Simon beschließt verzweifelt, Prinz Josua zu folgen und ebenfalls nach Naglimund zu reisen. Auf dem Weg dorthin wird er Zeuge eines grausamen Rituals, in dem ein verzaubertes Schwert erschaffen wird. Traumatisiert von diesem Spektakel, versucht er weiter, nach Naglimund zu gelangen, und erfährt nach und nach, in welch großer Gefahr ganz Osten Ard sich befindet …
Die Geschichte beginnt sehr gemächlich. Anfangs passiert nicht besonders viel, jedenfalls nichts Bedeutsames. Man erhält einen Einblick in Simons Leben auf dem Hochhorst und es wird uns lebhaft präsentiert, welch ein Tollpatsch er ist und dass er seinem Spitznamen ‚Mondkalb‘ daher alle Ehre macht. Dennoch wird die Lektüre zunächst noch nicht langweilig. Obwohl über eine lange Zeit eigentlich kaum etwas passiert, verfolgt man die vermeintlichen ‚Abenteuer‘ von Simon gespannt und lernt den Handlungsträger nach und nach besser kennen.
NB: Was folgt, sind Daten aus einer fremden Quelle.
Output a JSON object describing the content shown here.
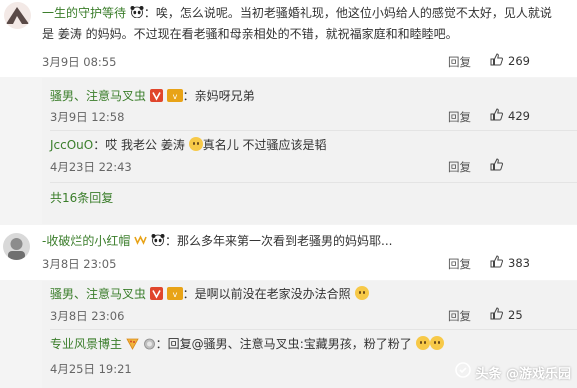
{
  "comments": [
    {
      "username": "一生的守护等待",
      "text_line1": "：唉，怎么说呢。当初老骚婚礼现，他这位小妈给人的感觉不太好，见人就说",
      "text_line2": "是 姜涛 的妈妈。不过现在看老骚和母亲相处的不错，就祝福家庭和和睦睦吧。",
      "date": "3月9日 08:55",
      "reply_label": "回复",
      "likes": "269",
      "replies": [
        {
          "username": "骚男、注意马叉虫",
          "text": "：亲妈呀兄弟",
          "date": "3月9日 12:58",
          "reply_label": "回复",
          "likes": "429"
        },
        {
          "username": "JccOuO",
          "text_a": "：哎 我老公 姜涛",
          "text_b": "真名儿 不过骚应该是韬",
          "date": "4月23日 22:43",
          "reply_label": "回复",
          "likes": ""
        }
      ],
      "more_replies": "共16条回复"
    },
    {
      "username": "-收破烂的小红帽",
      "text": "：那么多年来第一次看到老骚男的妈妈耶...",
      "date": "3月8日 23:05",
      "reply_label": "回复",
      "likes": "383",
      "replies": [
        {
          "username": "骚男、注意马叉虫",
          "text": "：是啊以前没在老家没办法合照",
          "date": "3月8日 23:06",
          "reply_label": "回复",
          "likes": "25"
        },
        {
          "username": "专业风景博主",
          "text_a": "：回复@骚男、注意马叉虫",
          "text_b": ":宝藏男孩，粉了粉了",
          "date": "4月25日 19:21",
          "reply_label": "",
          "likes": ""
        }
      ]
    }
  ],
  "watermark": "头条 @游戏乐园",
  "colors": {
    "username": "#3a7d2a",
    "vip_badge": "#e8a317",
    "v_badge": "#e0462c"
  }
}
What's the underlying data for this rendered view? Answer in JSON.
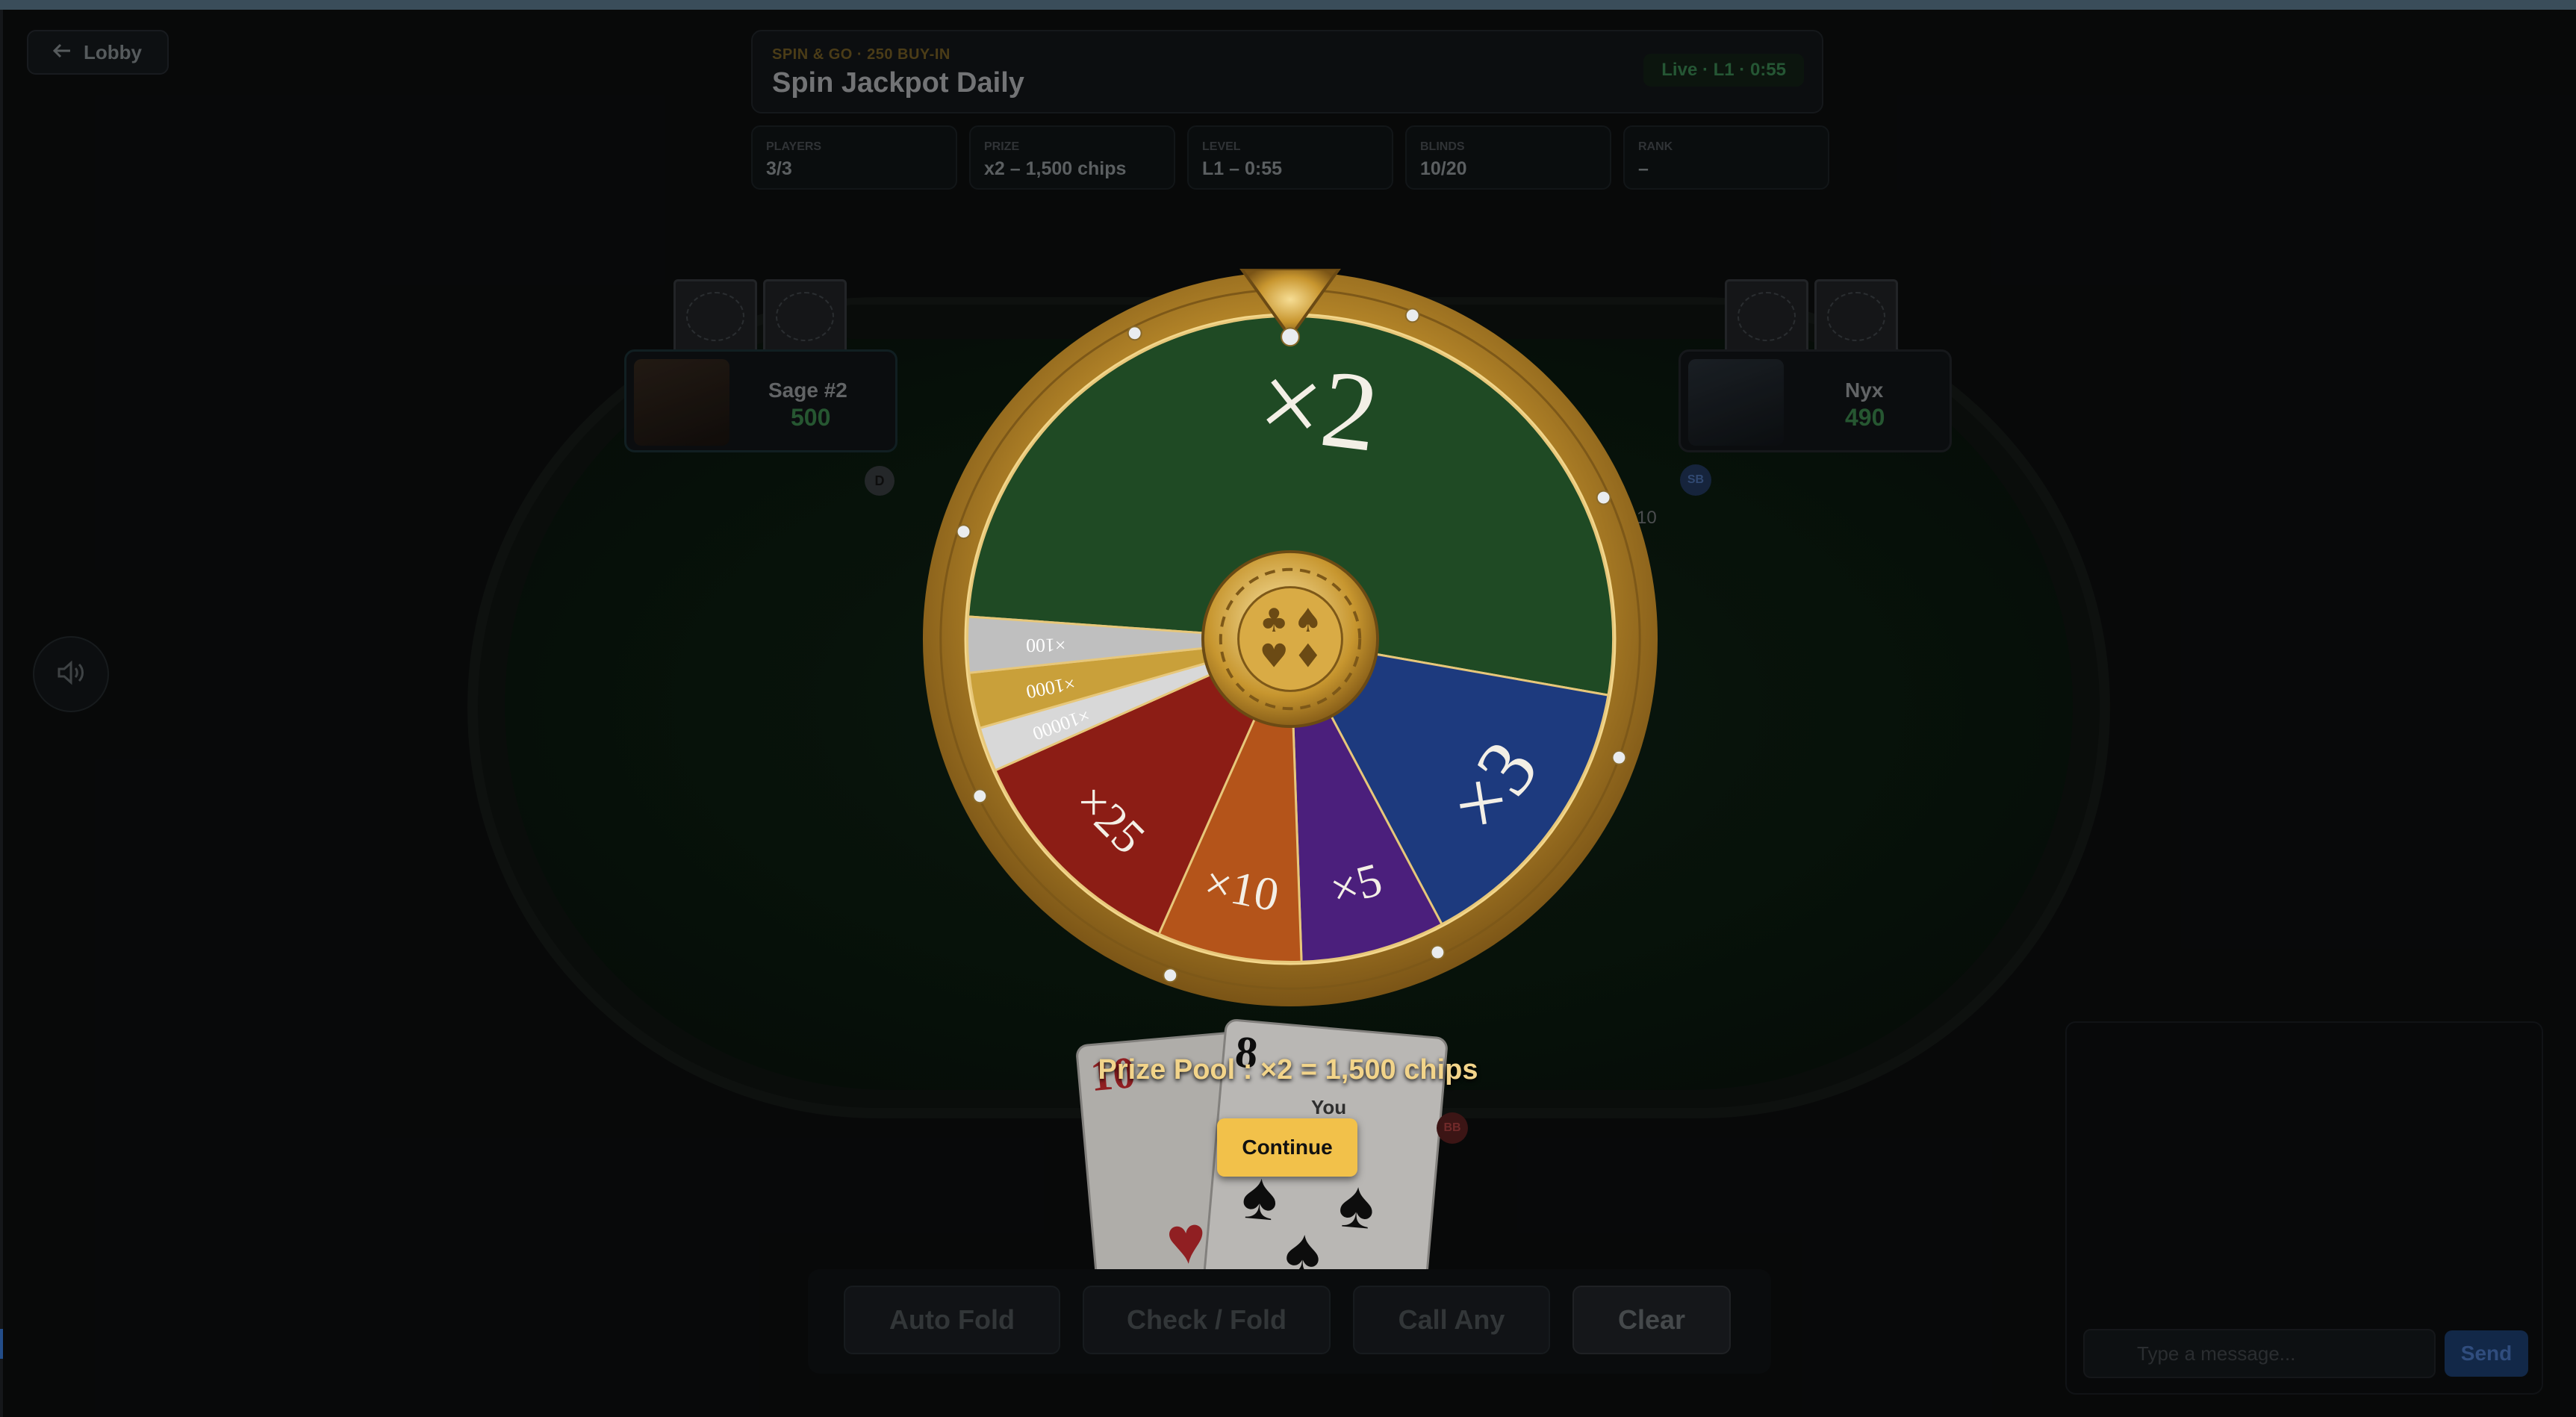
{
  "nav": {
    "back_label": "Lobby"
  },
  "header": {
    "subtitle": "SPIN & GO · 250 BUY-IN",
    "title": "Spin Jackpot Daily",
    "status": "Live · L1 · 0:55"
  },
  "stats": [
    {
      "label": "PLAYERS",
      "value": "3/3"
    },
    {
      "label": "PRIZE",
      "value": "x2 – 1,500 chips"
    },
    {
      "label": "LEVEL",
      "value": "L1 – 0:55"
    },
    {
      "label": "BLINDS",
      "value": "10/20"
    },
    {
      "label": "RANK",
      "value": "–"
    }
  ],
  "seats": {
    "left": {
      "name": "Sage #2",
      "chips": "500",
      "button": "D"
    },
    "right": {
      "name": "Nyx",
      "chips": "490",
      "blind": "SB",
      "bet": "10"
    },
    "hero": {
      "name": "You",
      "blind": "BB"
    }
  },
  "hero_cards": [
    {
      "rank": "10",
      "suit": "♥",
      "color": "#b0262a"
    },
    {
      "rank": "8",
      "suit": "♠",
      "color": "#111111"
    }
  ],
  "wheel": {
    "segments": [
      {
        "label": "×2",
        "color": "#1f4a24"
      },
      {
        "label": "×3",
        "color": "#1d3a7e"
      },
      {
        "label": "×5",
        "color": "#4b1f7c"
      },
      {
        "label": "×10",
        "color": "#b4541a"
      },
      {
        "label": "×25",
        "color": "#8c1d15"
      },
      {
        "label": "×10000",
        "color": "#d8d8d8"
      },
      {
        "label": "×1000",
        "color": "#c9a03a"
      },
      {
        "label": "×100",
        "color": "#bfbfbf"
      }
    ],
    "result_text": "Prize Pool : ×2 = 1,500 chips",
    "continue_label": "Continue"
  },
  "actions": [
    {
      "label": "Auto Fold"
    },
    {
      "label": "Check / Fold"
    },
    {
      "label": "Call Any"
    },
    {
      "label": "Clear"
    }
  ],
  "chat": {
    "placeholder": "Type a message...",
    "send_label": "Send"
  },
  "colors": {
    "accent_gold": "#f2c14a",
    "felt_green": "#0c1f12",
    "send_blue": "#163158"
  }
}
Ein jäher Wechsel von Simons friedlichem Leben auf dem Hochhorst in ein gefährliches Abenteuer ereignet sich dann, als das zweite Buch beginnt. Simon flieht allein vom Hochhorst und muss auf seiner Reise mit Tränen, Hunger und anderen Unbequemlichkeiten der Wildnis kämpfen, die ihn beinahe in den Wahnsinn und in den Tod treiben.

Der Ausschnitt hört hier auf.